1912 yılında bir buzdağı ile çarpışarak batan ünlü yolcu gemisi Titanik hakkında yeni bilgiler ortaya çıkmaya devam ediyor.
Derin deniz haritalama şirketi Magellan Ltd, Titanik’in enkazını 3.800 metre derinlikte dijital taramalarla inceleyerek dikkat çekici yeni görüntüler elde etti. Yapılan bu detaylı taramalarda, geminin ikiye ayrıldığı noktanın yakınında yer alan kazan dairesi net bir biçimde görüntülendi. Bazı kazanların çökmüş olması, çarpışma anında hâlâ çalışır durumda olduklarını gösteriyor. Bu durum, gemi mürettebatının kazadan hemen önce bile ışıkları açık tutmak adına çaba gösterdiğini doğrulayan önemli bir bulgu olarak kabul ediliyor. BBC’ye açıklamada bulunan Titanic uzmanı Parks Stephenson, “Titanik, felaketin hayatta kalan son tanığı ve hâlâ anlatacak hikâyeleri var” diyerek yeni taramaların tarihsel önemine vurgu yaptı.
MÜHENDİSLERİN HİKAYESİ YENİDEN GÜNDEMDE
Tarama görüntüleri, İngiliz mühendis Joseph Bell tarafından yönetilen mühendis ekibinin, gemi batarken ışıkları açık tutmak için kazanlara kömür atmaya devam ettiğini gözler önüne seriyor. Bell ve ekibinin bu gayretinin, birçok yolcunun cankurtaran botlarına sağlıklı bir şekilde binmesine imkân tanıdığı düşünülüyor. Stephenson, “Onlar kaosu olabildiğince geciktirdi. Bu da, kıç bölümde hâlâ açık duran bir buhar vanasıyla sembolize edilmişti” ifadelerini kullandı.
KÜÇÜK DELİKLERİN BÜYÜK ETKİSİ
University College London’dan Jeom-Kee Paik, Titanik’in buzdağına yalnızca hafifçe çarptığını, bununla birlikte geminin gövdesinde A4 boyutunda deliklerin oluştuğunu belirtti. Bu delikler, suyun altı bölmeye yayılmasına neden olarak yavaş ama sürekli bir dolumla geminin batışına yol açtı. Newcastle Üniversitesi’nden deniz mühendisi Simon Benson ise, “Delikler küçük ama geniş bir alana yayılmıştı. Su, yavaşça tüm bölmeleri doldurdu ve sonuçta Titanik battı” şeklinde bir değerlendirme yaptı.
DİJİTAL BELGESELE İLHAM OLDU
Bu dijital taramalar, National Geographic ve Atlantic Productions ortak yapımı olan “Titanic: The Digital Resurrection” (Titanik: Dijital Diriliş) adlı yeni belgesel için bir kaynak oluşturdu.
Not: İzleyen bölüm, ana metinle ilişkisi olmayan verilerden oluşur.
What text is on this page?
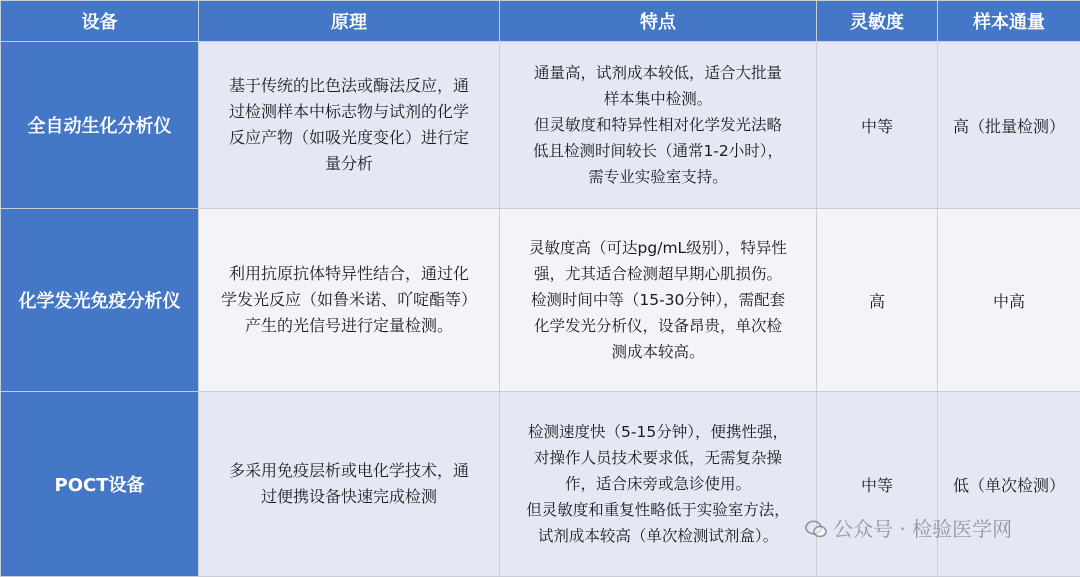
设备	原理	特点	灵敏度	样本通量
全自动生化分析仪	基于传统的比色法或酶法反应，通
过检测样本中标志物与试剂的化学
反应产物（如吸光度变化）进行定
量分析	通量高，试剂成本较低，适合大批量
样本集中检测。
但灵敏度和特异性相对化学发光法略
低且检测时间较长（通常1-2小时），
需专业实验室支持。	中等	高（批量检测）
化学发光免疫分析仪	利用抗原抗体特异性结合，通过化
学发光反应（如鲁米诺、吖啶酯等）
产生的光信号进行定量检测。	灵敏度高（可达pg/mL级别），特异性
强，尤其适合检测超早期心肌损伤。
检测时间中等（15-30分钟），需配套
化学发光分析仪，设备昂贵，单次检
测成本较高。	高	中高
POCT设备	多采用免疫层析或电化学技术，通
过便携设备快速完成检测	检测速度快（5-15分钟），便携性强，
对操作人员技术要求低，无需复杂操
作，适合床旁或急诊使用。
但灵敏度和重复性略低于实验室方法，
试剂成本较高（单次检测试剂盒）。	中等	低（单次检测）
公众号 · 检验医学网
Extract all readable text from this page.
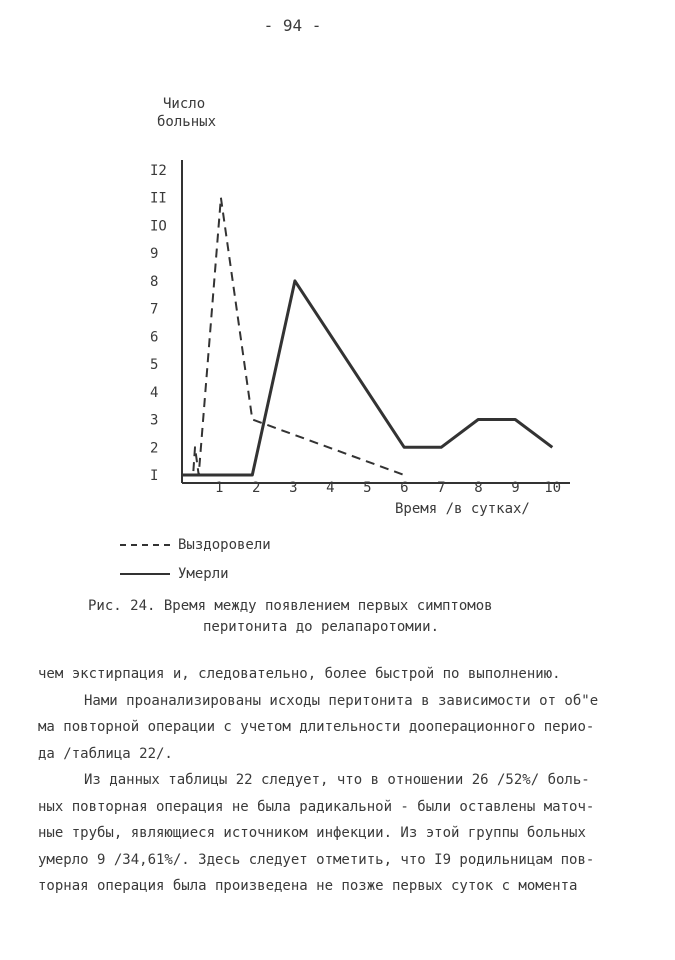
- 94 -
Число
больных
I
2
3
4
5
6
7
8
9
IO
II
I2
1 2 3 4 5 6 7 8 9 10
Время /в сутках/
Выздоровели
Умерли
Рис. 24. Время между появлением первых симптомов
перитонита до релапаротомии.
чем экстирпация и, следовательно, более быстрой по выполнению.
Нами проанализированы исходы перитонита в зависимости от об"е
ма повторной операции с учетом длительности дооперационного перио-
да /таблица 22/.
Из данных таблицы 22 следует, что в отношении 26 /52%/ боль-
ных повторная операция не была радикальной - были оставлены маточ-
ные трубы, являющиеся источником инфекции. Из этой группы больных
умерло 9 /34,61%/. Здесь следует отметить, что I9 родильницам пов-
торная операция была произведена не позже первых суток с момента
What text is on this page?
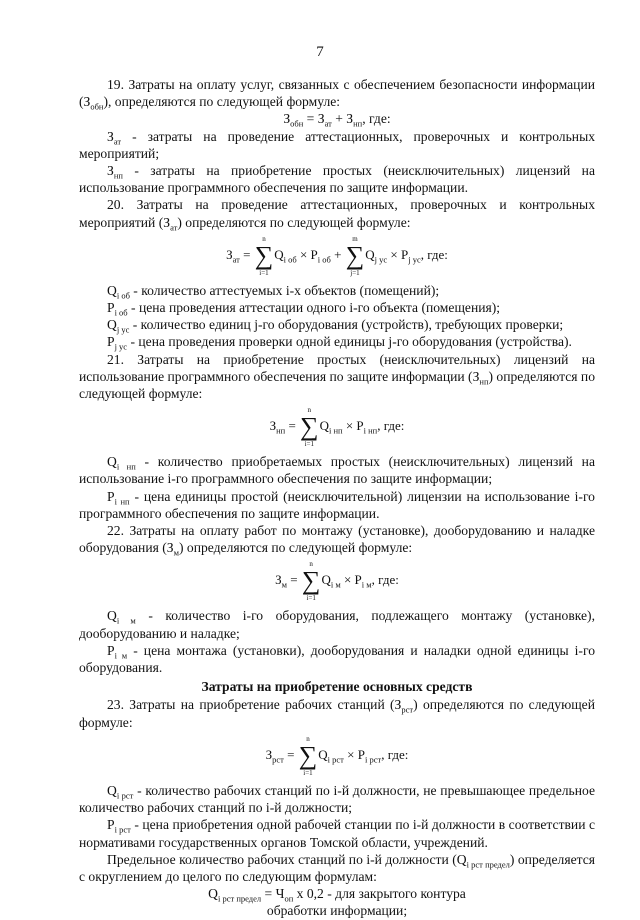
7

19. Затраты на оплату услуг, связанных с обеспечением безопасности информации $(З_{обн})$, определяются по следующей формуле:

$З_{обн} = З_{ат} + З_{нп}$, где:

$З_{ат}$ - затраты на проведение аттестационных, проверочных и контрольных мероприятий;

$З_{нп}$ - затраты на приобретение простых (неисключительных) лицензий на использование программного обеспечения по защите информации.

20. Затраты на проведение аттестационных, проверочных и контрольных мероприятий $(З_{ат})$ определяются по следующей формуле:

$З_{ат}$ =
n
∑
i=1
$Q_{i об} \times P_{i об}$ +
m
∑
j=1
$Q_{j ус} \times P_{j ус}$, где:

$Q_{i об}$ - количество аттестуемых i-х объектов (помещений);

$P_{i об}$ - цена проведения аттестации одного i-го объекта (помещения);

$Q_{j ус}$ - количество единиц j-го оборудования (устройств), требующих проверки;

$P_{j ус}$ - цена проведения проверки одной единицы j-го оборудования (устройства).

21. Затраты на приобретение простых (неисключительных) лицензий на использование программного обеспечения по защите информации $(З_{нп})$ определяются по следующей формуле:

$З_{нп}$ =
n
∑
i=1
$Q_{i нп} \times P_{i нп}$, где:

$Q_{i нп}$ - количество приобретаемых простых (неисключительных) лицензий на использование i-го программного обеспечения по защите информации;

$P_{i нп}$ - цена единицы простой (неисключительной) лицензии на использование i-го программного обеспечения по защите информации.

22. Затраты на оплату работ по монтажу (установке), дооборудованию и наладке оборудования $(З_м)$ определяются по следующей формуле:

$З_м$ =
n
∑
i=1
$Q_{i м} \times P_{i м}$, где:

$Q_{i м}$ - количество i-го оборудования, подлежащего монтажу (установке), дооборудованию и наладке;

$P_{i м}$ - цена монтажа (установки), дооборудования и наладки одной единицы i-го оборудования.

Затраты на приобретение основных средств

23. Затраты на приобретение рабочих станций $(З_{рст})$ определяются по следующей формуле:

$З_{рст}$ =
n
∑
i=1
$Q_{i рст} \times P_{i рст}$, где:

$Q_{i рст}$ - количество рабочих станций по i-й должности, не превышающее предельное количество рабочих станций по i-й должности;

$P_{i рст}$ - цена приобретения одной рабочей станции по i-й должности в соответствии с нормативами государственных органов Томской области, учреждений.

Предельное количество рабочих станций по i-й должности $(Q_{i рст предел})$ определяется с округлением до целого по следующим формулам:

$Q_{i рст предел} = Ч_{оп}$ x 0,2 - для закрытого контура

обработки информации;
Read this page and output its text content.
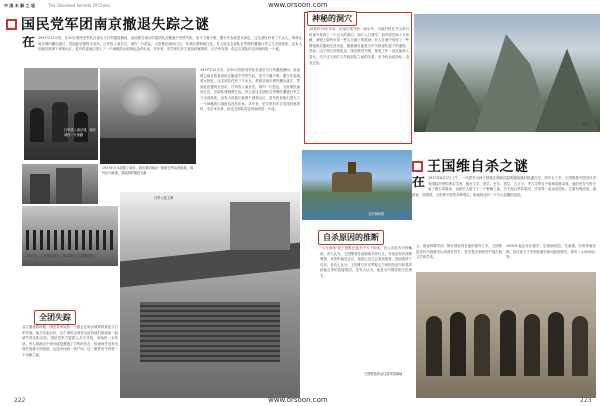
中 国 未 解 之 谜	The Unsolved Secrets Of China	www.orsoon.com
国民党军团南京撤退失踪之谜
在 1937年12月初，在20万国民党军队在南京与日军激战期间，参加保卫南京的某部队在撤退中突然失踪，至今下落不明。据当年参战老兵回忆，这支部队约有三千余人，奉命从南京城内撤出渡江，然而此后便再无音讯。日军攻入南京后，城内一片混乱，大批难民涌向江边，各部队建制被打乱。有人说这支部队在突围时遭遇日军主力全部战死，也有人说他们被困于城郊山区，更有传说他们进入了一个神秘的山洞再也没有出来。多年来，史学家们多方查找档案资料，走访幸存者，但这支部队的去向始终是一个谜。
日军攻入南京城，南京城内一片狼藉
1937年12月初，在20万国民党军队在南京与日军激战期间，参加保卫南京的某部队在撤退中突然失踪，至今下落不明。据当年参战老兵回忆，这支部队约有三千余人，奉命从南京城内撤出渡江，然而此后便再无音讯。日军攻入南京后，城内一片混乱，大批难民涌向江边，各部队建制被打乱。有人说这支部队在突围时遭遇日军主力全部战死，也有人说他们被困于城郊山区，更有传说他们进入了一个神秘的山洞再也没有出来。多年来，史学家们多方查找档案资料，走访幸存者，但这支部队的去向始终是一个谜。
1937年日本攻陷了南京，我们看到南京一路被日军烧杀抢掠，城内沦为废墟，被烧毁的楼房无数
1937年，日军轰炸南京，南京城内大量建筑被毁
日军入侵上海
全团失踪
双方激战的时候，国民党军队的一个团正在南京城郊的某处与日军作战。战斗结束以后，这个团的全部官兵连同他们的装备一起消失得无影无踪。国民党军方曾派人多方寻找，但始终一无所获。有人推测这个团可能是遭遇了日军的伏击，但现场并没有发现任何战斗的痕迹，也没有找到一具尸体。这一事件至今仍是一个未解之谜。
222
神秘的洞穴
20世纪70年代初，在南京郊外的一座山中，当地村民在开山采石时意外发现了一个巨大的洞穴。洞穴入口狭窄，但内部空间十分宽敞，洞壁上隐约可见一些人为留下的痕迹。有人在洞中发现了一些锈蚀的武器和生活用品，据推测可能是当年失踪部队留下的遗物。然而，由于洞穴结构复杂，深处情况不明，探查工作一直未能深入进行。关于这个洞穴与失踪部队之间的关系，至今仍众说纷纭，没有定论。
北京颐和园
黄山
王国维自杀之谜
在 1927年6月2日上午，一代国学大师王国维在颐和园昆明湖鱼藻轩投湖自尽，终年五十岁。王国维是中国近代享有国际声誉的著名学者，他在文学、美学、史学、哲学、古文字、考古学等各个领域成就卓著。他的死在当时引起了极大的震动，也给后人留下了一个难解之谜。关于他自杀的原因，学术界一直众说纷纭，主要有殉清说、逼债说、惊惧说、文化殉节说等多种观点，但始终没有一个令人信服的结论。
自杀原因的推断
"义无再辱"是王国维在遗书中写下的话，后人对此有多种解读。有人认为，王国维曾任清朝南书房行走，对清室怀有深厚感情，北伐军逼近北京，他担心自己会受到羞辱，因而选择了自杀。也有人认为，王国维与好友罗振玉之间的经济纠纷是导致他自杀的直接原因。还有人认为，他是为中国传统文化殉节。
人、如此种种学问、都分别表现在他的著作之中。王国维是近代中国最早运用西方哲学、美学观点来研究中国古典文学的学者。
1900年他去东京留学，后因病回国，在南通、苏州等地任教。其后致力于中国戏曲史和词曲的研究，著有《人间词话》等。
王国维遗体运往清华园墓地
223
www.orsoon.com
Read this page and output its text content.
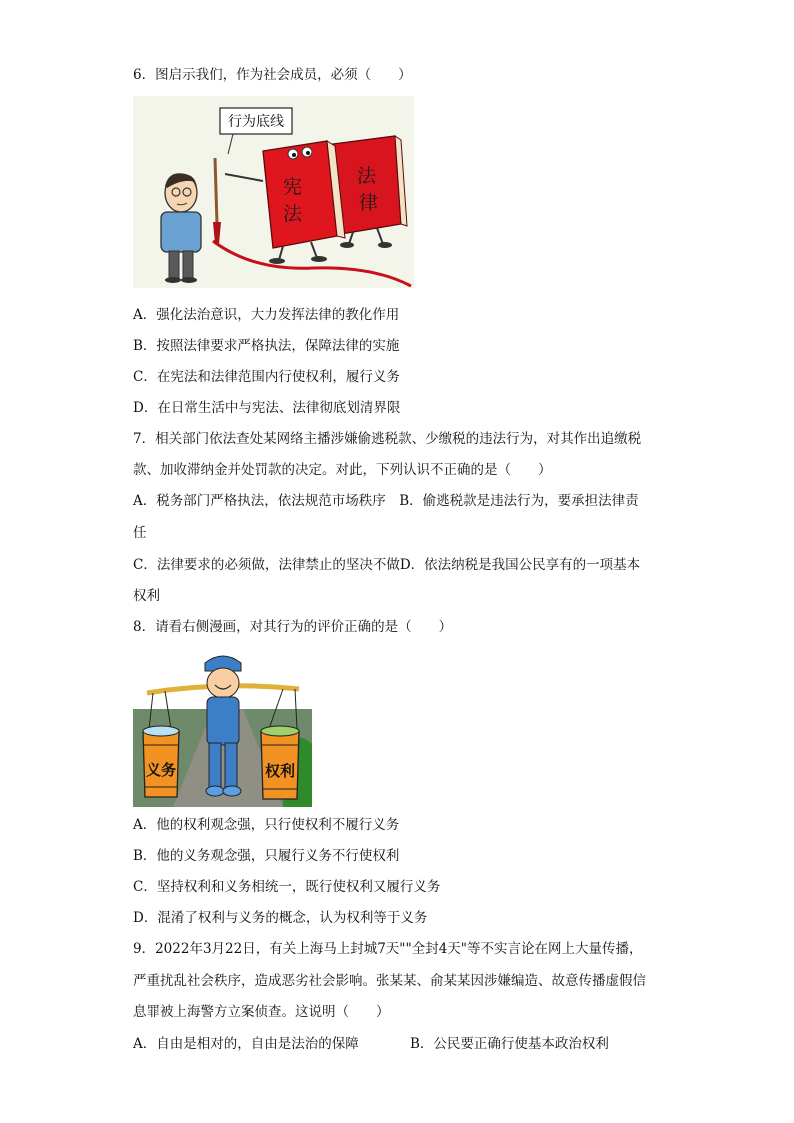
6．图启示我们，作为社会成员，必须（　　）
行为底线
法
律
宪
法
A．强化法治意识，大力发挥法律的教化作用
B．按照法律要求严格执法，保障法律的实施
C．在宪法和法律范围内行使权利，履行义务
D．在日常生活中与宪法、法律彻底划清界限
7．相关部门依法查处某网络主播涉嫌偷逃税款、少缴税的违法行为，对其作出追缴税
款、加收滞纳金并处罚款的决定。对此，下列认识不正确的是（　　）
A．税务部门严格执法，依法规范市场秩序　B．偷逃税款是违法行为，要承担法律责
任
C．法律要求的必须做，法律禁止的坚决不做D．依法纳税是我国公民享有的一项基本
权利
8．请看右侧漫画，对其行为的评价正确的是（　　）
义务	权利
A．他的权利观念强，只行使权利不履行义务
B．他的义务观念强，只履行义务不行使权利
C．坚持权利和义务相统一，既行使权利又履行义务
D．混淆了权利与义务的概念，认为权利等于义务
9．2022年3月22日，有关上海马上封城7天""全封4天"等不实言论在网上大量传播，
严重扰乱社会秩序，造成恶劣社会影响。张某某、俞某某因涉嫌编造、故意传播虚假信
息罪被上海警方立案侦查。这说明（　　）
A．自由是相对的，自由是法治的保障	B．公民要正确行使基本政治权利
Daha önceki 3D rekonstrüksiyon görüntüleri üzerine kurgulanan belgesel, Titanik’in batışına dair yepyeni bir bakış açısı sunma amacı taşımaktadır.
ENKAZ HIZLA YOK OLUYOR
Titanik’in enkazı, Kanada’nın Newfoundland kıyısından yaklaşık 650 kilometre açıkta yer almakta. Ancak uzmanlara göre, bu enkaz hızla çürüyerek önümüzdeki 40 yıl içinde tamamen yok olabilir. Gemi batarken ikiye ayrıldığı için baş ve kıç kısımları deniz tabanında 800 metre uzaklıkla bulunuyor. Baş kısmı hâlâ tanınabilir durumda olsa da büyük ölçüde çamura gömülmüş durumda. Kıç kısmı ise okyanus tabanına saat yönünün tersine dönecek şekilde çarptığı için metal yığınına dönüşmüş. Enkazın çevresinde mobilya parçaları, metal yığınları, açılmamış şampanya şişeleri ve yolculara ait ayakkabılar yer almakta. Titanik, 15 Nisan 1912 tarihinde Southampton’dan New York’a gerçekleştirdiği ilk seferinde bir buzdağına çarparak sulara gömülen White Star Line şirketine ait bir transatlantik yolcu gemisi olarak tarihe geçmiştir. Kazanın ardından, 2 bin 200 yolcudan yalnızca 705’i hayatta kalmayı başardı. Enkaz, 1985 yılında Robert D. Ballard tarafından Atlantik denizinin birkaç kilometre derinliğinde tespit edilmiştir.